One burst of power from Tommy’s hands creates a sound so loud that brings us to our hands and knees and brings back the shrill note that plays in my ears. The mines go up in canon, the only way I can tell is because with every wave another item from Second Lieutenant’s desk falls. Tommy starts to weep in a ball and pressing back on the switch he pressed as if he can take back the mines which he helped to blow to shreds. Second Lieutenant’s arms go around Tommy’s shoulders to comfort him, we all end up encasing Tommy with our arms and listen to Second Lieutenant’s wise words which calm us all. He says that had we not done it to them, then they would have done it to us. Tommy is only 19; he can’t fight with the other soldiers because of his limp. His friends are out here, we’ve seen them preparing their guns, write to siblings and occasionally not come back from the other side of our defence line. I return to reality with the realisation that Second Lieutenant’s tears are now sliding onto his pristine uniform and medals; he is probably reminiscing of friends he has gone to wars with but not returned with. He carries on soothing Tommy with words he doesn’t subdue the guilt he just justifies it.

I feel like writing to my wife and telling her that I’m safe and helping more than I thought I would with the war effort. we manage to get back up and remember where we are as we step outside.


It’s a massacre.
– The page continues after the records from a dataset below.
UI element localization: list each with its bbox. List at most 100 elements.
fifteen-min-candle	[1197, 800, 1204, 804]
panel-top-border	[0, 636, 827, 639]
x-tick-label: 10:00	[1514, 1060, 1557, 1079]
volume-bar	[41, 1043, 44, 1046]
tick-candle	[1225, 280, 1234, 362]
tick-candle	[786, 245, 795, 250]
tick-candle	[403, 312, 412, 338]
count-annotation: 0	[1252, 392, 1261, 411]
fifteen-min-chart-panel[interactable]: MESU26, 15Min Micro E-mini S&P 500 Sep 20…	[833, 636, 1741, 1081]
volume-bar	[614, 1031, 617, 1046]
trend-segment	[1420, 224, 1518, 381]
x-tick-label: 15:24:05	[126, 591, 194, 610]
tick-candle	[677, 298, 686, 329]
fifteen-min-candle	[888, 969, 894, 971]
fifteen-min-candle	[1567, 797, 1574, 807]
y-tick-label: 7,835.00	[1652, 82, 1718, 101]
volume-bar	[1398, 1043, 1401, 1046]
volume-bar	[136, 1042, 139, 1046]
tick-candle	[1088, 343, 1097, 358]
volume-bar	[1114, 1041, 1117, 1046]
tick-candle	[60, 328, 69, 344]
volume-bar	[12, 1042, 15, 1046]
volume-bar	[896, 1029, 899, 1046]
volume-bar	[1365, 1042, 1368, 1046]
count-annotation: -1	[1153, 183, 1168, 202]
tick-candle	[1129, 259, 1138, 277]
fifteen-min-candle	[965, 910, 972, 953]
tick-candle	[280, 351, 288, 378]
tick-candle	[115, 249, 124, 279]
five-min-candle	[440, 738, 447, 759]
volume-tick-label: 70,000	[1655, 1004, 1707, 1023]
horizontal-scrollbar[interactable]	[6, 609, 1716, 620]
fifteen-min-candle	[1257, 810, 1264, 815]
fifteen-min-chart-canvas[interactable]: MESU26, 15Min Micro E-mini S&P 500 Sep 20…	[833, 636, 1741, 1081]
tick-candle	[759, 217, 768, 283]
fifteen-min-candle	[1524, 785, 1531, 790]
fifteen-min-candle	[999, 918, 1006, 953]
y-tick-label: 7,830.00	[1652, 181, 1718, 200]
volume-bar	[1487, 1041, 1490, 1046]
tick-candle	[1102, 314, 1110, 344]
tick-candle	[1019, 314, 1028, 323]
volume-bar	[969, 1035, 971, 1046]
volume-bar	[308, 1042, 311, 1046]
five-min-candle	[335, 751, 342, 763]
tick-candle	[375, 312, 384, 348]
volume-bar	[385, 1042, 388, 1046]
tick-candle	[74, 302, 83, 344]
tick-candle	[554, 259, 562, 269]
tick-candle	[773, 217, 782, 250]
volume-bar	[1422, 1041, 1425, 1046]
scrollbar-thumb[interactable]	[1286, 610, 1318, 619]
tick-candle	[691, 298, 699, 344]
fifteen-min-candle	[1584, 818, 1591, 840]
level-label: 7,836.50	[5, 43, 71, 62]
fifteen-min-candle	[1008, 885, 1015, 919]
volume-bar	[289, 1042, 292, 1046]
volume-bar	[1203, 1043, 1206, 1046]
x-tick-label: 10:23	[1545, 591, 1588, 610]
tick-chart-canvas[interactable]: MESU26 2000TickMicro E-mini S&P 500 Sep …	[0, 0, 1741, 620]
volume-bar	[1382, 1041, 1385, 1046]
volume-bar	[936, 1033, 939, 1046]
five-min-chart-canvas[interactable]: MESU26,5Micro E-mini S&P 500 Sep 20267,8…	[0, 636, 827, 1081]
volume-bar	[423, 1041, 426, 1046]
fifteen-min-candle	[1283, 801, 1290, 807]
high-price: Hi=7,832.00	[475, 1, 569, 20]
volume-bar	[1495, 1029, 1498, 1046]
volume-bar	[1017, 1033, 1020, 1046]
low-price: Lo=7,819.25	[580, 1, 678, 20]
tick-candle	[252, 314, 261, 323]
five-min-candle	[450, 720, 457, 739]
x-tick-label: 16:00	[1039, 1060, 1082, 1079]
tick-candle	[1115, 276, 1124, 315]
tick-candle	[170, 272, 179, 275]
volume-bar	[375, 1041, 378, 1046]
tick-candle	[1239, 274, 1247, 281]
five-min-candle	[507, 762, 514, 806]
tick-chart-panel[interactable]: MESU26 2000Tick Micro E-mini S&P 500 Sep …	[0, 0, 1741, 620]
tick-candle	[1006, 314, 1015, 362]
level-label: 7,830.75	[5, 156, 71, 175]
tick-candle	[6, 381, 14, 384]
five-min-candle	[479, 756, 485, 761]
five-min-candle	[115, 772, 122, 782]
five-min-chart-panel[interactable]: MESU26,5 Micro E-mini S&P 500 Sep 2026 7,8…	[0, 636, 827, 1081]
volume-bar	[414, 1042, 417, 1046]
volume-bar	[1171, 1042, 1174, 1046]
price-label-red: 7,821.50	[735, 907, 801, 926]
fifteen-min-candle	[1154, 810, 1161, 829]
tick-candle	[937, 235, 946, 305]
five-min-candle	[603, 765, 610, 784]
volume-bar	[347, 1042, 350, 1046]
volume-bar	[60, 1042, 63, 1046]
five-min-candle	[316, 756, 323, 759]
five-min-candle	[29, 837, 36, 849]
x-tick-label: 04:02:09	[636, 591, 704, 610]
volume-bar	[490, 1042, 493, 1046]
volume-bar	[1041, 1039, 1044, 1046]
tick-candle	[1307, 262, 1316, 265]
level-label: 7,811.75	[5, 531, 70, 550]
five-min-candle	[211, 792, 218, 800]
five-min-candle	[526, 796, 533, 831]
It’s the exact picture of what dominoes do: tumble one after another as the machine guns find their next victim to bite through. Blood is spilling onto limbs. Men are being fed more and more to the machine guns.

There isn’t even a sense of emergency or fear of the soldiers who climb out of the trenches. As if they have been waiting for this and are completely prepared for it. We drag the soldiers who might survive back to the communications lines. The nearest doctor, swamped in blood and fuming with annoyance grumbles that if only the first explosion had been done at the same time as the others, then this wouldn’t have happened. Our explosion that blew up first. That is the reason for this colossal loss of life. Tommy’s guilt can’t be covered up anymore. He curls into the corner crying over a corpse’s body muttering “I’m sorry” over and over again.